Alex Teach Image
So much for my thoughtful Christmas story. While I was excused from that duty this year, I still had something sickly sweet in mind until Sunday. Not on the day of the shootings in Connecticut, mind you; not even with the addition of the death of Martoiya Lang, a 32-year-old Memphis police officer and mother of four killed in the line of duty that same morning. Even after these events I fought to keep my cheerful theme. But the day that our elected officials stated (again) they would legislate us out of such tragedies by attempting (again) to ban assault weapons, I stopped ignoring the signs.

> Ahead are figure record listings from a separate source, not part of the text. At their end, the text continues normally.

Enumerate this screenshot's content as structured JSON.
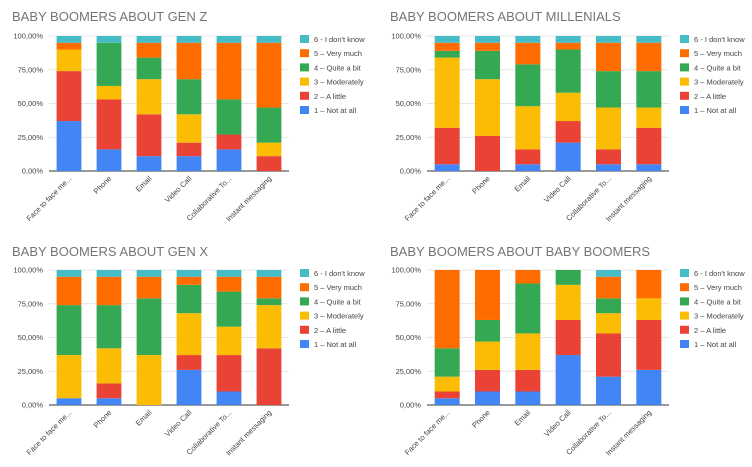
{
  "colors": [
    "#4285F4",
    "#EA4335",
    "#FBBC04",
    "#34A853",
    "#FF6D01",
    "#46BDC6"
  ],
  "legend": [
    "6 - I don't know",
    "5 – Very much",
    "4 – Quite a bit",
    "3 – Moderately",
    "2 – A little",
    "1 – Not at all"
  ],
  "chart_data": [
    {
      "type": "bar",
      "stacked": true,
      "title": "BABY BOOMERS ABOUT GEN Z",
      "categories": [
        "Face to face me...",
        "Phone",
        "Email",
        "Video Call",
        "Collaborative To...",
        "Instant messaging"
      ],
      "yticks": [
        "0,00%",
        "25,00%",
        "50,00%",
        "75,00%",
        "100,00%"
      ],
      "ylim": [
        0,
        100
      ],
      "legend_position": "right",
      "series": [
        {
          "name": "1 – Not at all",
          "values": [
            37,
            16,
            11,
            11,
            16,
            0
          ]
        },
        {
          "name": "2 – A little",
          "values": [
            37,
            37,
            31,
            10,
            11,
            11
          ]
        },
        {
          "name": "3 – Moderately",
          "values": [
            16,
            10,
            26,
            21,
            0,
            10
          ]
        },
        {
          "name": "4 – Quite a bit",
          "values": [
            0,
            32,
            16,
            26,
            26,
            26
          ]
        },
        {
          "name": "5 – Very much",
          "values": [
            5,
            0,
            11,
            27,
            42,
            48
          ]
        },
        {
          "name": "6 - I don't know",
          "values": [
            5,
            5,
            5,
            5,
            5,
            5
          ]
        }
      ]
    },
    {
      "type": "bar",
      "stacked": true,
      "title": "BABY BOOMERS ABOUT MILLENIALS",
      "categories": [
        "Face to face me...",
        "Phone",
        "Email",
        "Video Call",
        "Collaborative To...",
        "Instant messaging"
      ],
      "yticks": [
        "0,00%",
        "25,00%",
        "50,00%",
        "75,00%",
        "100,00%"
      ],
      "ylim": [
        0,
        100
      ],
      "legend_position": "right",
      "series": [
        {
          "name": "1 – Not at all",
          "values": [
            5,
            0,
            5,
            21,
            5,
            5
          ]
        },
        {
          "name": "2 – A little",
          "values": [
            27,
            26,
            11,
            16,
            11,
            27
          ]
        },
        {
          "name": "3 – Moderately",
          "values": [
            52,
            42,
            32,
            21,
            31,
            15
          ]
        },
        {
          "name": "4 – Quite a bit",
          "values": [
            5,
            21,
            31,
            32,
            27,
            27
          ]
        },
        {
          "name": "5 – Very much",
          "values": [
            6,
            6,
            16,
            5,
            21,
            21
          ]
        },
        {
          "name": "6 - I don't know",
          "values": [
            5,
            5,
            5,
            5,
            5,
            5
          ]
        }
      ]
    },
    {
      "type": "bar",
      "stacked": true,
      "title": "BABY BOOMERS ABOUT GEN X",
      "categories": [
        "Face to face me...",
        "Phone",
        "Email",
        "Video Call",
        "Collaborative To...",
        "Instant messaging"
      ],
      "yticks": [
        "0,00%",
        "25,00%",
        "50,00%",
        "75,00%",
        "100,00%"
      ],
      "ylim": [
        0,
        100
      ],
      "legend_position": "right",
      "series": [
        {
          "name": "1 – Not at all",
          "values": [
            5,
            5,
            0,
            26,
            10,
            0
          ]
        },
        {
          "name": "2 – A little",
          "values": [
            0,
            11,
            0,
            11,
            27,
            42
          ]
        },
        {
          "name": "3 – Moderately",
          "values": [
            32,
            26,
            37,
            31,
            21,
            32
          ]
        },
        {
          "name": "4 – Quite a bit",
          "values": [
            37,
            32,
            42,
            21,
            26,
            5
          ]
        },
        {
          "name": "5 – Very much",
          "values": [
            21,
            21,
            16,
            6,
            11,
            16
          ]
        },
        {
          "name": "6 - I don't know",
          "values": [
            5,
            5,
            5,
            5,
            5,
            5
          ]
        }
      ]
    },
    {
      "type": "bar",
      "stacked": true,
      "title": "BABY BOOMERS ABOUT BABY BOOMERS",
      "categories": [
        "Face to face me...",
        "Phone",
        "Email",
        "Video Call",
        "Collaborative To...",
        "Instant messaging"
      ],
      "yticks": [
        "0,00%",
        "25,00%",
        "50,00%",
        "75,00%",
        "100,00%"
      ],
      "ylim": [
        0,
        100
      ],
      "legend_position": "right",
      "series": [
        {
          "name": "1 – Not at all",
          "values": [
            5,
            10,
            10,
            37,
            21,
            26
          ]
        },
        {
          "name": "2 – A little",
          "values": [
            5,
            16,
            16,
            26,
            32,
            37
          ]
        },
        {
          "name": "3 – Moderately",
          "values": [
            11,
            21,
            27,
            26,
            15,
            16
          ]
        },
        {
          "name": "4 – Quite a bit",
          "values": [
            21,
            16,
            37,
            11,
            11,
            0
          ]
        },
        {
          "name": "5 – Very much",
          "values": [
            58,
            37,
            10,
            0,
            16,
            21
          ]
        },
        {
          "name": "6 - I don't know",
          "values": [
            0,
            0,
            0,
            0,
            5,
            0
          ]
        }
      ]
    }
  ]
}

Proponents of the gun ban are dusting off old ideas, and to my honest enjoyment, coming up with new ones. For example, in addition to “making them go away by law,” some are proposing:
• Legal gun-owner insurance, requiring gun owners to insure their weapons, much like auto insurance, to mitigate the expense of hiring more cops to stand in every school, if not every classroom. And mall. And theater. This ignores the millions of illegal gun owners, but why bother the criminals? And this insurance runs along the same lines as the Affordable Care Act: If you’re alive, you pay it as a tax labeled as insurance, and if you have a gun, you pay it as a tax … labeled as insurance. Taxing our way out of a problem is a go-to idea in this country, and if you can do it without ever having to deal with the actual problem (criminals) it’s a win-win for politicians.
• Drastically inflating the price of firearms and ammunition from 200 to 400 percent. Make the legal purchase of a firearm prohibitive and the thought of drive-by shootings an act of bankruptcy … for legal purchases. This is actually a favorite of mine because it indicates that every proponent has apparently had the Volstead Act ripped out of the history books they never studied in the first place.
If you restrict, ban or make financially inaccessible something people want, they will simply find another way of getting it. Crazy, right? And in extreme cases, it becomes an underground industry which creates more problems than it initially hoped to solve. Would boats, trains or planes bring them in, chasing new profit margins? Cocaine, heroin and marijuana are all illegal, but still manage to get into this country by the megaton despite “laws to fix this” that have made them such a profitable industry.
Instead of creating a new tax to fund the hiring of thousands of new police and security guards, why don’t we train the people who are actually on the scene to carry and shoot a gun. “Armed teachers?!” you may cry. “But something could go wrong!!”
No shit. Something did go wrong—two things, in fact: One, a random, crazy sumbitch broke into a school and executed children. Second, not one teacher, even the ones charging the gunman, were armed to protect those children despite dozens of school shootings and dozens of lives lost over the last decade. The short wait for a “professional” seems smarter than risking kids getting hurt, even while they’re being massacred.
When I ride four-wheelers into the woods, I don’t carry “taxes” in case of snakes—I carry a pistol. A few teachers should carry them too, for the same damn reason.
Taxes? Insurance? Please. You don’t need to create committee to put a nail through a board. You just need to show someone how to use a damn hammer. Safely.
As a cop, I see what assault weapons can do, but armed pilots on 9/11 would have had a serious statistical impact on the events that transpired on that day, and I think an armed teacher—even just one—would have had a similar impact at Sandy Hook. They’re pilots and teachers. They can handle responsibility.
When someone comes up with a realistic, sensible and sustainable idea, I’ll be on the stage with them. This is where the president could make a difference, but not with more bullshit legislation. Instead of legislating when, how and if I am able to defend my own life, how about addressing the actual problem?